Só que muito não é o suficiente para um país
sedento por lei, por ver na cadeia ladrões e o chefe deles que, livre, continua
nos roubando a institucionalidade e esfregando isso na nossa cara quando
desacata Sérgio Moro e difama o país. Com a declaração de Temer, Lula vai
acabar fugindo: fugirá para o Brasil, o estranho país onde lei tem hora. Que se
cumpra a lei: quando lhe foi perguntado sobre a prisão de Lula, o presidente
poderia ter usado essas cinco palavras para saudar o Brasil que referendou
simbolicamente o impeachment nas urnas. Mas o presidente preferiu saudar os
truculentos pastores da vigarice que ameaçam convulsionar o país caso o líder
deles seja preso.
O blefe dos incapazes capazes de tudo por boquinhas
e tetas vem desde pouco antes da instauração do processo de impeachment e tudo
o que vimos foi um bando de mortadelas desfalcado incendiar pneus e avermelhar
uma avenida ou outra do país quase sempre terminando em vandalismo, além de
artistas-e-intelectuais entoarem o mantra infértil do golpe.
Milhões foram às ruas, de forma tão pacífica quanto
resoluta, exigir o cumprimento da lei com a destituição de Dilma Rousseff que a
descumpria; rejeitamos radicalismos e vandalismo; apoiamos a posse de Temer
porque representava o remédio constitucional e a normalidade institucional num
país exaurido por 13 anos de governos à margem da lei, num enraizado governo de
gângsteres.
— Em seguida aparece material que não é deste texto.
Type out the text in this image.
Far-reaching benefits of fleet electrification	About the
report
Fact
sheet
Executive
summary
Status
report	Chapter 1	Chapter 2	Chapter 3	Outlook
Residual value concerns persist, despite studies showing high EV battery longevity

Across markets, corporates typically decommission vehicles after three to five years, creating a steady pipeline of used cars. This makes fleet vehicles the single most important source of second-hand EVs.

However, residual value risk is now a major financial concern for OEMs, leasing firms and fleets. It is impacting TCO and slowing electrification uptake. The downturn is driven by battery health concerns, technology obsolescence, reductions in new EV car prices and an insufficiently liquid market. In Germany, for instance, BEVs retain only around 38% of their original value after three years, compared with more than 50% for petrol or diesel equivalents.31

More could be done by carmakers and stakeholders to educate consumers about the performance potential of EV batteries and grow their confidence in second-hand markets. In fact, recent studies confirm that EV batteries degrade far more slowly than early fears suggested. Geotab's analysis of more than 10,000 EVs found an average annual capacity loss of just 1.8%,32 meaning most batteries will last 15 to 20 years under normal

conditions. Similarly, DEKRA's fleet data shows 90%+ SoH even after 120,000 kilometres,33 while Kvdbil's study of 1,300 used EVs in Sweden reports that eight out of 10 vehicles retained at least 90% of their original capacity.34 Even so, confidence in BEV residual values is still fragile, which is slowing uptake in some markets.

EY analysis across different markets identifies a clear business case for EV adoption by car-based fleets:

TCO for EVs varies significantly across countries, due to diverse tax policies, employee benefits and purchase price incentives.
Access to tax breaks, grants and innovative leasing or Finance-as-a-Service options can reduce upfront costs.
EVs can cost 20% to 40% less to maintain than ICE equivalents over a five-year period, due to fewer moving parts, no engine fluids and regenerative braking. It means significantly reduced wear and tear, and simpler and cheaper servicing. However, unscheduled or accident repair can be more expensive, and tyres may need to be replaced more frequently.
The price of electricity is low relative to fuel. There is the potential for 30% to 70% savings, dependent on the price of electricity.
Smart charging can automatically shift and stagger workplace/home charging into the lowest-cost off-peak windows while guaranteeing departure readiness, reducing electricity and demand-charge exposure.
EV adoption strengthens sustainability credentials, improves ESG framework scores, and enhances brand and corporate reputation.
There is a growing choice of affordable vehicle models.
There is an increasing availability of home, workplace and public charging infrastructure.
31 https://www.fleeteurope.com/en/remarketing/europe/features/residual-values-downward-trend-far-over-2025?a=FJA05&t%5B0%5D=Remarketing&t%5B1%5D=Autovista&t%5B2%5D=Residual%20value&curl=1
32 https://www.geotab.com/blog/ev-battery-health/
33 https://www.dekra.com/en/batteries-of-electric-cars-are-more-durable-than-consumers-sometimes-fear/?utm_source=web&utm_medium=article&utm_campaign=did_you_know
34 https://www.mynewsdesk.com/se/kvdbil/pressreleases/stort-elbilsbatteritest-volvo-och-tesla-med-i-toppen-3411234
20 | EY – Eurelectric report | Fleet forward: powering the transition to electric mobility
O mínimo que merecíamos é que o presidente invocasse o cumprimento
da lei, não precisava nem dizer se era contra ou a favor da prisão. Mas o
comandante em chefe das Forças Armadas, a quem a Constituição reconhece
instrumentos e a obrigação de zelar pela estabilidade nacional, receia por ela.
Por algo mais?
O respaldo e as expectativas dos milhões de
brasileiros decentes que não mereciam ouvir isso não contam, conta o bando a
quem basta cortar o financiamento da mortadela e da boa vida. O país estará
sujeito à instabilidade enquanto o líder do gangsterismo de Estado estiver
solto inspirando o vale-tudo em nome de uma porcaria qualquer apelidada de
progressista ou resistência; a liberdade dele inspira instabilidade, infla os
desejos das hordas radicais que os colocam acima da lei.
Desejo perder 3 quilos e achar o CD do Cohen,
desejo que o amor invada e fim. E que a lei se cumpra, está na hora.